I. INTRODUCTION When patent claims merely cover an abstract idea without any inventive concept, they are invalid under 35 U.S.C. § 101. The ’054 patent and ’933 patent both cover the abstract idea of wirelessly transferring data, which is unpatentable under § 101. Stripped of their superfluous verbiage, the independent claims of both patents seek to monopolize the abstract idea of wirelessly transferring data. Using results-based functional language, the claims recite the logical sequence of steps necessary to transfer data wirelessly, i.e., selecting data to transfer, finding and selecting a recipient, establishing a wireless connection to the recipient, and transferring the data. Wirelessly transferring data is a quintessential abstract idea and has been a longstanding practice for centuries. Since the 1890’s ships at sea have relied on wirelessly transferring data via radios to replace carrier pigeons and flags for communication.

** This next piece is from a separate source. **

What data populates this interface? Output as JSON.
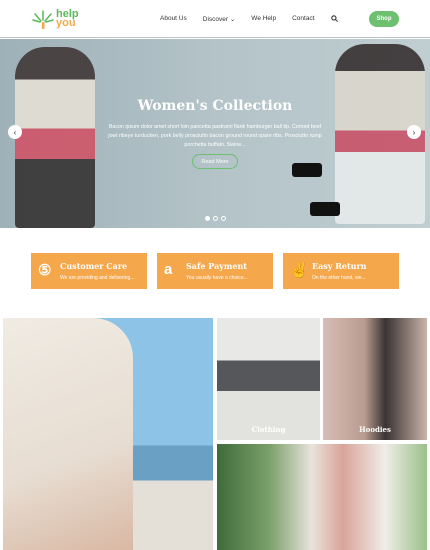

Apart from the requirements to use certain preexisting wireless data transfer protocols (i.e., Bluetooth and WiFi) and generic components (i.e., processors and circuitry), the claims of the ’054 and ’933 patents cover nothing more than the same abstract idea embodied in radio transmissions for more than a hundred years. And the inclusion of conventional wireless data transfer protocols and generic components cannot transform these results-based functional claims into patent-eligible subject matter.
The Federal Circuit repeatedly holds that claims drawn to wirelessly transferring data recite nothing more than an abstract idea. And when those claims lack an inventive concept—as with the claims here—those claims are held invalid under 35 U.S.C. § 101. The Court and parties should not bear the needless waste of time and resources litigating these invalid patents.
Therefore, because the patents claim unpatentable subject matter, they should be held invalid and dismissed with prejudice.